Ein Sprung in den Pool mit Folgen
Denny Florl aus Aue ist gelernter Zimmermann. Mit Arbeitskollegen trifft er sich an einem Sommertag im Garten seiner Eltern. Dort steht auch ein Swimmingpool. Der damals 25-Jährige nimmt Anlauf und springt in den Pool. Er bleibt mit dem Fuß an der Kante hängen und stürzt kopfüber in das nur 90 cm tiefe Wasser. Denny schlägt mit der Stirn auf dem Boden auf und verletzt sich schwer. Sieben Jahre ist der Badeunfall nun her. Seitdem ist der 32-Jährige querschnittsgelähmt.

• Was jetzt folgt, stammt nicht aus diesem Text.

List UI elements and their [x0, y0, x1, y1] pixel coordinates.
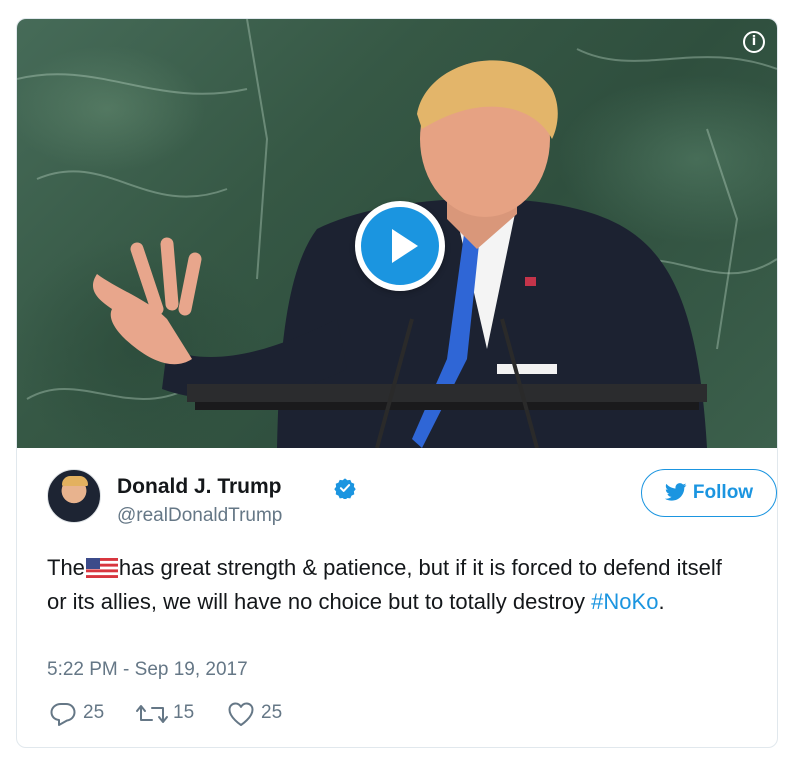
avatar[interactable]: [47, 469, 101, 523]
twitter-bird-icon: [664, 483, 687, 501]
tweet-header: Donald J. Trump @realDonaldTrump Follow: [47, 469, 777, 529]
tweet-text: The has great strength & patience, but i…: [47, 555, 722, 614]
retweet-count: 15: [173, 702, 195, 723]
user-handle[interactable]: @realDonaldTrump: [117, 505, 282, 527]
like-count: 25: [261, 702, 283, 723]
play-button[interactable]: [355, 201, 445, 291]
reply-icon: [50, 703, 76, 726]
follow-button[interactable]: Follow: [641, 469, 777, 517]
tweet-embed-card: i Donald J. Trump @realDonaldTrump Follo…: [16, 18, 778, 748]
user-name[interactable]: Donald J. Trump: [117, 475, 282, 499]
hashtag-link[interactable]: #NoKo: [591, 589, 658, 614]
heart-icon: [228, 702, 254, 726]
info-icon[interactable]: i: [743, 31, 765, 53]
video-thumbnail[interactable]: i: [17, 19, 777, 448]
us-flag-emoji: [85, 558, 118, 578]
verified-badge-icon: [334, 478, 356, 499]
retweet-icon: [136, 705, 168, 723]
tweet-timestamp[interactable]: 5:22 PM - Sep 19, 2017: [47, 659, 248, 681]
play-icon: [392, 229, 418, 263]
reply-count: 25: [83, 702, 105, 723]
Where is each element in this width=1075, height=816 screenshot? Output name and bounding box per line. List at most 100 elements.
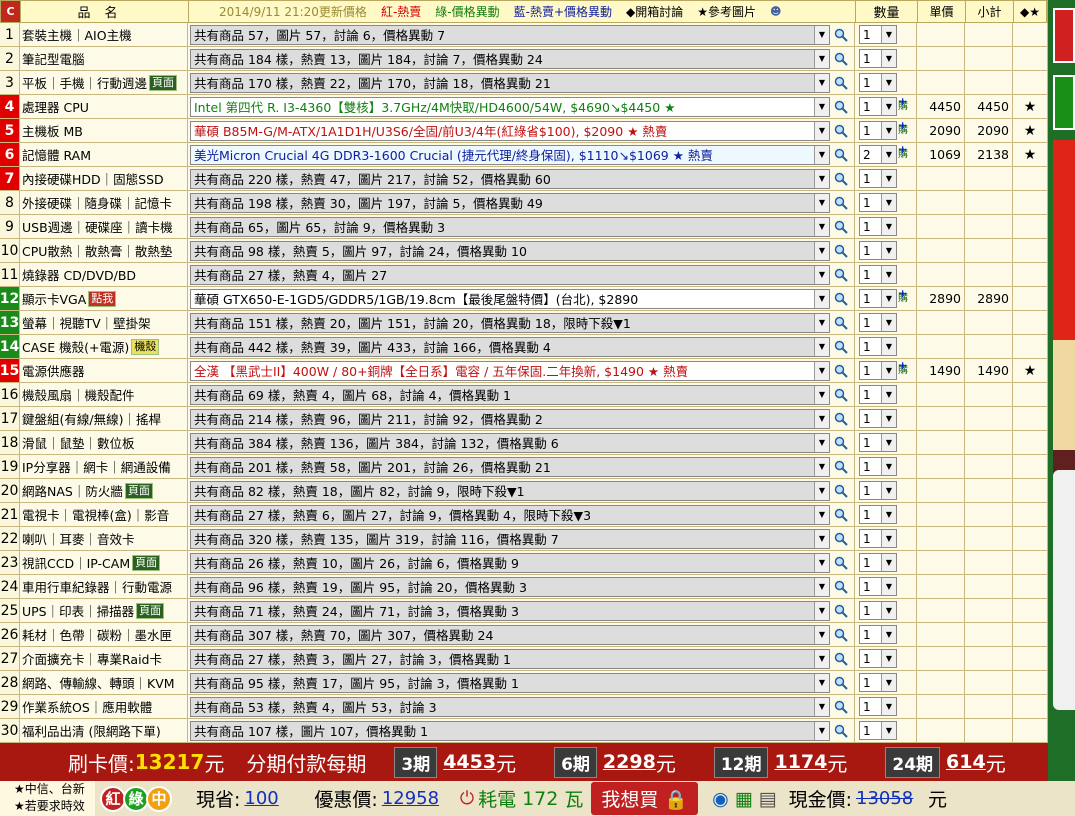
chevron-down-icon[interactable]: ▼ <box>814 385 829 404</box>
star-mark[interactable] <box>1013 431 1048 454</box>
chevron-down-icon[interactable]: ▼ <box>814 433 829 452</box>
chevron-down-icon[interactable]: ▼ <box>881 506 896 523</box>
product-select[interactable]: 共有商品 151 樣，熱賣 20，圖片 151，討論 20，價格異動 18，限時… <box>190 312 830 333</box>
want-buy-button[interactable]: 我想買 🔒 <box>591 782 699 815</box>
chevron-down-icon[interactable]: ▼ <box>814 121 829 140</box>
chevron-down-icon[interactable]: ▼ <box>881 578 896 595</box>
qty-select[interactable]: 1 ▼ <box>859 457 897 476</box>
star-mark[interactable] <box>1013 647 1048 670</box>
product-select[interactable]: 共有商品 26 樣，熱賣 10，圖片 26，討論 6，價格異動 9 ▼ <box>190 552 830 573</box>
chevron-down-icon[interactable]: ▼ <box>814 601 829 620</box>
pet-icon[interactable]: ☻ <box>770 5 781 18</box>
buy-link[interactable]: + 購 <box>898 144 908 160</box>
excel-icon[interactable]: ▦ <box>735 788 753 810</box>
search-icon[interactable] <box>832 506 850 524</box>
star-mark[interactable] <box>1013 479 1048 502</box>
product-select[interactable]: 全漢 【黑武士II】400W / 80+銅牌【全日系】電容 / 五年保固.二年換… <box>190 360 830 381</box>
ad-phone-panel[interactable] <box>1053 470 1075 710</box>
category-tag[interactable]: 頁面 <box>149 74 178 91</box>
ad-banner-red[interactable] <box>1053 140 1075 340</box>
product-select[interactable]: 共有商品 201 樣，熱賣 58，圖片 201，討論 26，價格異動 21 ▼ <box>190 456 830 477</box>
chevron-down-icon[interactable]: ▼ <box>881 338 896 355</box>
star-mark[interactable] <box>1013 695 1048 718</box>
chevron-down-icon[interactable]: ▼ <box>881 26 896 43</box>
qty-select[interactable]: 1 ▼ <box>859 529 897 548</box>
qty-select[interactable]: 1 ▼ <box>859 385 897 404</box>
category-tag[interactable]: 頁面 <box>136 602 165 619</box>
star-mark[interactable] <box>1013 383 1048 406</box>
chevron-down-icon[interactable]: ▼ <box>814 649 829 668</box>
product-select[interactable]: 共有商品 98 樣，熱賣 5，圖片 97，討論 24，價格異動 10 ▼ <box>190 240 830 261</box>
search-icon[interactable] <box>832 386 850 404</box>
product-select[interactable]: 共有商品 69 樣，熱賣 4，圖片 68，討論 4，價格異動 1 ▼ <box>190 384 830 405</box>
product-select[interactable]: 共有商品 71 樣，熱賣 24，圖片 71，討論 3，價格異動 3 ▼ <box>190 600 830 621</box>
product-select[interactable]: 共有商品 65，圖片 65，討論 9，價格異動 3 ▼ <box>190 216 830 237</box>
chevron-down-icon[interactable]: ▼ <box>814 97 829 116</box>
globe-icon[interactable]: ◉ <box>712 788 729 810</box>
star-mark[interactable]: ★ <box>1013 119 1048 142</box>
qty-select[interactable]: 1 ▼ <box>859 649 897 668</box>
chevron-down-icon[interactable]: ▼ <box>814 409 829 428</box>
chevron-down-icon[interactable]: ▼ <box>881 146 896 163</box>
search-icon[interactable] <box>832 98 850 116</box>
chevron-down-icon[interactable]: ▼ <box>881 458 896 475</box>
qty-select[interactable]: 2 ▼ <box>859 145 897 164</box>
ad-banner-orange[interactable] <box>1053 340 1075 450</box>
search-icon[interactable] <box>832 410 850 428</box>
chevron-down-icon[interactable]: ▼ <box>814 265 829 284</box>
chevron-down-icon[interactable]: ▼ <box>881 554 896 571</box>
qty-select[interactable]: 1 ▼ <box>859 337 897 356</box>
category-tag[interactable]: 點我 <box>88 290 117 307</box>
buy-link[interactable]: + 購 <box>898 120 908 136</box>
product-select[interactable]: 共有商品 107 樣，圖片 107，價格異動 1 ▼ <box>190 720 830 741</box>
search-icon[interactable] <box>832 722 850 740</box>
chevron-down-icon[interactable]: ▼ <box>881 242 896 259</box>
product-select[interactable]: 共有商品 184 樣，熱賣 13，圖片 184，討論 7，價格異動 24 ▼ <box>190 48 830 69</box>
chevron-down-icon[interactable]: ▼ <box>881 314 896 331</box>
chevron-down-icon[interactable]: ▼ <box>814 361 829 380</box>
chevron-down-icon[interactable]: ▼ <box>881 530 896 547</box>
search-icon[interactable] <box>832 578 850 596</box>
star-mark[interactable] <box>1013 191 1048 214</box>
chevron-down-icon[interactable]: ▼ <box>881 602 896 619</box>
search-icon[interactable] <box>832 674 850 692</box>
product-select[interactable]: 華碩 GTX650-E-1GD5/GDDR5/1GB/19.8cm【最後尾盤特價… <box>190 288 830 309</box>
chevron-down-icon[interactable]: ▼ <box>814 25 829 44</box>
product-select[interactable]: 共有商品 220 樣，熱賣 47，圖片 217，討論 52，價格異動 60 ▼ <box>190 168 830 189</box>
qty-select[interactable]: 1 ▼ <box>859 73 897 92</box>
right-ad-strip[interactable] <box>1048 0 1075 781</box>
qty-select[interactable]: 1 ▼ <box>859 289 897 308</box>
search-icon[interactable] <box>832 554 850 572</box>
chevron-down-icon[interactable]: ▼ <box>881 98 896 115</box>
chevron-down-icon[interactable]: ▼ <box>814 337 829 356</box>
search-icon[interactable] <box>832 146 850 164</box>
qty-select[interactable]: 1 ▼ <box>859 673 897 692</box>
chevron-down-icon[interactable]: ▼ <box>881 386 896 403</box>
chevron-down-icon[interactable]: ▼ <box>814 289 829 308</box>
chevron-down-icon[interactable]: ▼ <box>881 410 896 427</box>
search-icon[interactable] <box>832 338 850 356</box>
chevron-down-icon[interactable]: ▼ <box>814 73 829 92</box>
chevron-down-icon[interactable]: ▼ <box>881 290 896 307</box>
chevron-down-icon[interactable]: ▼ <box>881 482 896 499</box>
search-icon[interactable] <box>832 458 850 476</box>
search-icon[interactable] <box>832 626 850 644</box>
search-icon[interactable] <box>832 74 850 92</box>
product-select[interactable]: 共有商品 27 樣，熱賣 3，圖片 27，討論 3，價格異動 1 ▼ <box>190 648 830 669</box>
chevron-down-icon[interactable]: ▼ <box>814 481 829 500</box>
star-mark[interactable] <box>1013 551 1048 574</box>
chevron-down-icon[interactable]: ▼ <box>881 50 896 67</box>
chevron-down-icon[interactable]: ▼ <box>814 505 829 524</box>
star-mark[interactable] <box>1013 311 1048 334</box>
chevron-down-icon[interactable]: ▼ <box>814 553 829 572</box>
star-mark[interactable]: ★ <box>1013 359 1048 382</box>
chevron-down-icon[interactable]: ▼ <box>881 650 896 667</box>
product-select[interactable]: 共有商品 57，圖片 57，討論 6，價格異動 7 ▼ <box>190 24 830 45</box>
star-mark[interactable]: ★ <box>1013 95 1048 118</box>
star-mark[interactable] <box>1013 527 1048 550</box>
ad-block-red[interactable] <box>1053 8 1075 63</box>
buy-link[interactable]: + 購 <box>898 360 908 376</box>
qty-select[interactable]: 1 ▼ <box>859 625 897 644</box>
star-mark[interactable] <box>1013 455 1048 478</box>
search-icon[interactable] <box>832 242 850 260</box>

Denny wird von seinen Kollegen aus dem Wasser herausgezogen und hat diese Situation noch in seinem Gedächtnis. Seine Arme, erinnert er sich, hätten sich wie wild gedreht. Er habe sie nicht mehr richtig steuern können: "Ich habe dann gemerkt, oh das ist Mist. Ich merke bis runter zu den Füßen schon gar nichts mehr".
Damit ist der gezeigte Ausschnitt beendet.